この弁護士費用特約は、自身に過失がある場合でも利用することができます。交通事故で過失割合が100対0というのは、そんなにあるものではありません。横断歩道を徒歩で横断中の事故でも、青信号が点滅しているのに横断歩道に入ったような場合は歩行者にも過失が認められる場合が多いでしょう(道路交通法施行令2条)。加害者側の保険会社担当者から「あなたにも過失がある。」と言われても、弁護士に相談する費用を賄ってもらえるのです。

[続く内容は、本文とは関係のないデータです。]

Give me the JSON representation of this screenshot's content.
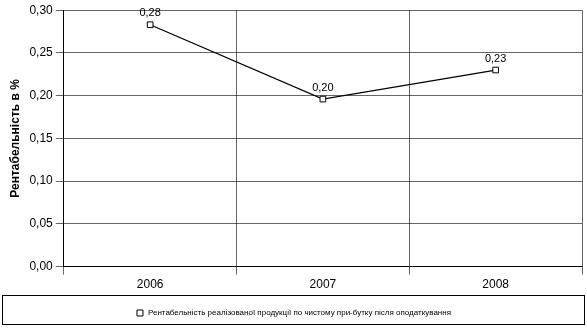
{
  "chart_data": {
    "type": "line",
    "y_label": "Рентабельність в %",
    "categories": [
      "2006",
      "2007",
      "2008"
    ],
    "series": [
      {
        "name": "Рентабельність реалізованої продукції по чистому при-бутку після оподаткування",
        "color": "#000000",
        "marker": "square",
        "line_style": "solid",
        "values": [
          0.283,
          0.196,
          0.23
        ],
        "value_labels": [
          "0,28",
          "0,20",
          "0,23"
        ]
      }
    ],
    "ylim": [
      0,
      0.3
    ],
    "yticks": [
      {
        "value": 0,
        "label": "0,00"
      },
      {
        "value": 0.05,
        "label": "0,05"
      },
      {
        "value": 0.1,
        "label": "0,10"
      },
      {
        "value": 0.15,
        "label": "0,15"
      },
      {
        "value": 0.2,
        "label": "0,20"
      },
      {
        "value": 0.25,
        "label": "0,25"
      },
      {
        "value": 0.3,
        "label": "0,30"
      }
    ],
    "grid": true,
    "legend": "bottom",
    "data_labels": true
  }
}
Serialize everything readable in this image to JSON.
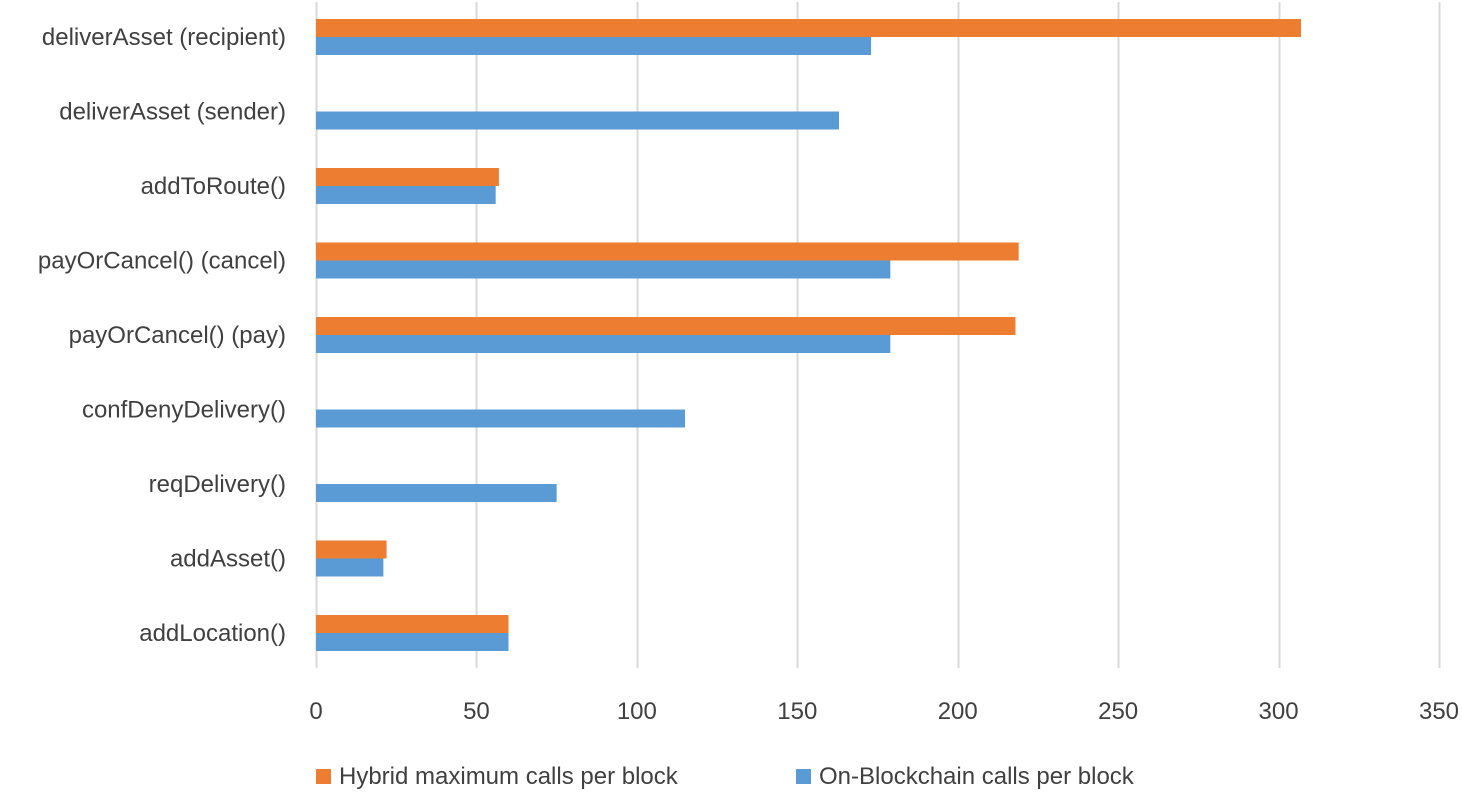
{
  "chart_data": {
    "type": "bar",
    "orientation": "horizontal",
    "categories": [
      "deliverAsset (recipient)",
      "deliverAsset (sender)",
      "addToRoute()",
      "payOrCancel() (cancel)",
      "payOrCancel() (pay)",
      "confDenyDelivery()",
      "reqDelivery()",
      "addAsset()",
      "addLocation()"
    ],
    "series": [
      {
        "name": "Hybrid maximum calls per block",
        "color": "#ED7D31",
        "values": [
          307,
          null,
          57,
          219,
          218,
          null,
          null,
          22,
          60
        ]
      },
      {
        "name": "On-Blockchain calls per block",
        "color": "#5B9BD5",
        "values": [
          173,
          163,
          56,
          179,
          179,
          115,
          75,
          21,
          60
        ]
      }
    ],
    "xlim": [
      0,
      350
    ],
    "xticks": [
      0,
      50,
      100,
      150,
      200,
      250,
      300,
      350
    ],
    "title": "",
    "xlabel": "",
    "ylabel": "",
    "grid": "vertical",
    "legend_position": "bottom",
    "gridline_color": "#D9D9D9"
  }
}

交通事故に限りませんが、交渉事で弁護士に依頼するメリットはたくさんあります。まず、交通事故の被害者となったときに相手方は保険会社の担当者が窓口になります。保険会社の担当者は、それを専門とする「プロ」であり、知識経験や交渉の進め方など、とても一般の方が太刀打ちできるものではありません。弁護士に依頼すれば弁護士が保険会社との窓口になり、依頼者である被害者のために交渉することになります。また、保険会社の担当者はあくまで自社基準によって賠償額を提示しますので、その額は裁判によって認められる正当な賠償額よりきわめて低額であることが多いです。弁護士は裁判をしたときに認められるであろう賠償額をもって交渉にあたりますので、賠償額が増額するということが考えられます。弁護士は保険会社との交渉だけでなく、後遺障害認定のサポートを行うなど、さまざまなメリットが考えられます。

なお、賄われる弁護士費用には上限が定められていますので、各保険商品をお確かめください。

企業活動においても様々な保険は必要不可欠となっております。その場合、どのような特約があって、どのように活用できるのかも併せてご検討いただければと思います。